From the Department of Anesthesiology, University of California, San Diego School of Medicine, San Diego, California.
Department of Pediatrics, Division of Infectious Diseases, Stanford University School of Medicine, Stanford, California.
Anesth Analg. 2019 May;128(5):935-943. doi: 10.1213/ANE.0000000000003876.
Gram-positive bacteria account for nearly three-quarters of all surgical site infections. Antibiotic prophylaxis against these bacteria with cephalosporins or, in select circumstances, with vancomycin is considered standard of care for prevention of surgical site infections. There is little evidence to describe the optimal dosing regimen for surgical site infection prophylaxis in infants undergoing cardiac surgery, and a great deal of institutional variability exists in dosing prophylactic antibiotics. We designed this study to describe an optimal dose regimen for cephalosporin and vancomycin based on pharmacokinetic evidence for infant open-heart surgery on cardiopulmonary bypass.
Two separate cohorts of infants undergoing cardiac surgery with cardiopulmonary bypass were evaluated. Plasma concentrations of vancomycin (cohort 1, N = 10) and cefazolin (cohort 2, N = 10) were measured, and mixed-effects pharmacokinetic models were constructed for each drug. Simulations of various dosing regimens were performed to describe an appropriate dosing regimen necessary to maintain antibiotic concentrations above the susceptibility cutoff for staphylococci.
Both cefazolin and vancomycin plasma concentration versus time profiles were characterized by a 2-compartment model. Subject weight was a significant covariate for V1 for vancomycin. Subject age was a significant covariate for V1 for cefazolin. Cardiopulmonary bypass did not influence concentration versus time profiles. Simulations demonstrated that a 1-hour vancomycin infusion (15 mg·kg), repeated every 12 hours and a 10-minute infusion of cefazolin (30 mg·kg), repeated every 4 hours maintained plasma concentrations above 4 μg·mL and 16 μg·mL, for vancomycin and cefazolin, respectively. Both concentrations are above the minimum inhibitory concentration 90 for most susceptible staphylococci.
Prophylactic treatment of vancomycin 15 mg·kg infused >1 hour with 12-hour redosing and cefazolin 30 mg·kg infused >10 minutes with 4-hour redosing will maintain serum levels of each antibiotic above the susceptibility cut-offs for susceptible staphylococci in infants undergoing cardiac surgery. Cefazolin levels may be adequate for some, but not all, Gram-negative bacteria. The effect of cardiopulmonary bypass on pharmacokinetics is negligible.
革兰氏阳性菌约占所有手术部位感染的四分之三。用头孢菌素或万古霉素对这些细菌进行抗生素预防被认为是预防手术部位感染的标准护理。目前几乎没有证据可以描述心脏手术患儿中用于预防手术部位感染的头孢菌素和万古霉素的最佳剂量方案,并且在预防性使用抗生素时,机构之间的剂量差异很大。我们设计了这项研究,以根据体外循环婴儿心脏手术的药代动力学证据来描述头孢菌素和万古霉素的最佳剂量方案。

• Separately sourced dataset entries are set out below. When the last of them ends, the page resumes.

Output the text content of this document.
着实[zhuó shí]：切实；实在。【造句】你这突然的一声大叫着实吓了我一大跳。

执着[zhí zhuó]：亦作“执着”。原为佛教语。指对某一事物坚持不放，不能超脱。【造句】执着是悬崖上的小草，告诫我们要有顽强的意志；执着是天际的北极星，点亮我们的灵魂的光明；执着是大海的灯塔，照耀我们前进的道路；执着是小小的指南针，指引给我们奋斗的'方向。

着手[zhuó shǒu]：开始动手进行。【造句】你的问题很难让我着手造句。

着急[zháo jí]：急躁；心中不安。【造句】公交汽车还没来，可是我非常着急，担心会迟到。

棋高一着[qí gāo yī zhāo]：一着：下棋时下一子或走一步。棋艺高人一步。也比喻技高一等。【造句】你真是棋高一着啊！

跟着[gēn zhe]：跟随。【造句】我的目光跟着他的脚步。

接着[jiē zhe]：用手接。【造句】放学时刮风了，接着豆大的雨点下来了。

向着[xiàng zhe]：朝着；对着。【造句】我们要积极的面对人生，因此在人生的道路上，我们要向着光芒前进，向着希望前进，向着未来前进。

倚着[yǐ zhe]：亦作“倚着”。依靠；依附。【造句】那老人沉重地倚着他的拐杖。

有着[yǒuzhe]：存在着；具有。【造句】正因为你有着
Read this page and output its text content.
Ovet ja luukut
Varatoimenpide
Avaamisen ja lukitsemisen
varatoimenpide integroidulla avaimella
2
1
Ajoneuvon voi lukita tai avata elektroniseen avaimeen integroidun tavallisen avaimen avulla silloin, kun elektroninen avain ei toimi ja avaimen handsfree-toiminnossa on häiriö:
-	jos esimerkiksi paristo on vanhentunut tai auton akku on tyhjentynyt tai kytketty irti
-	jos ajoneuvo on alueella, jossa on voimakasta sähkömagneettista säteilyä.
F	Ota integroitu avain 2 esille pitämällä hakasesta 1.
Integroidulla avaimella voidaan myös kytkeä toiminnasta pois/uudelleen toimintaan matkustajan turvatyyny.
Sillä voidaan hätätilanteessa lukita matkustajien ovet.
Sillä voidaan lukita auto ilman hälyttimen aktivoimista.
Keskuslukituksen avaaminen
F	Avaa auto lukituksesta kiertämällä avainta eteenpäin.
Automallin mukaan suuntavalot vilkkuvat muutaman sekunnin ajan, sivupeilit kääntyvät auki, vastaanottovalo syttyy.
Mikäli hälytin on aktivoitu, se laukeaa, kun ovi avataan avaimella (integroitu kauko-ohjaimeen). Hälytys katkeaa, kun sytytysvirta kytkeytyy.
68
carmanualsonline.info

评估了接受体外循环心脏手术的两组婴儿。测量了万古霉素(队列 1,N=10)和头孢唑啉(队列 2,N=10)的血浆浓度,并为每种药物构建了混合效应药代动力学模型。对各种剂量方案进行了模拟,以描述维持抗生素浓度高于葡萄球菌敏感性截止值所需的适当剂量方案。
头孢唑啉和万古霉素的血浆浓度-时间曲线均表现出 2 隔室模型。万古霉素的 V1 与体重呈显著相关。头孢唑啉的 V1 与年龄呈显著相关。体外循环不影响浓度-时间曲线。模拟表明,每 12 小时重复输注 1 小时的万古霉素(15mg·kg)和每 4 小时重复输注 10 分钟的头孢唑啉(30mg·kg),可使万古霉素和头孢唑啉的血浆浓度分别维持在 4μg·mL 和 16μg·mL 以上。两种浓度均高于大多数敏感葡萄球菌的最低抑菌浓度 90。
每 12 小时重复输注 1 小时的万古霉素(15mg·kg)和每 4 小时重复输注 10 分钟的头孢唑啉(30mg·kg)可预防治疗,将维持心脏手术患儿每种抗生素的血清水平高于敏感葡萄球菌的敏感性截止值。头孢唑啉水平可能对某些但不是所有革兰氏阴性菌足够。体外循环对药代动力学的影响可以忽略不计。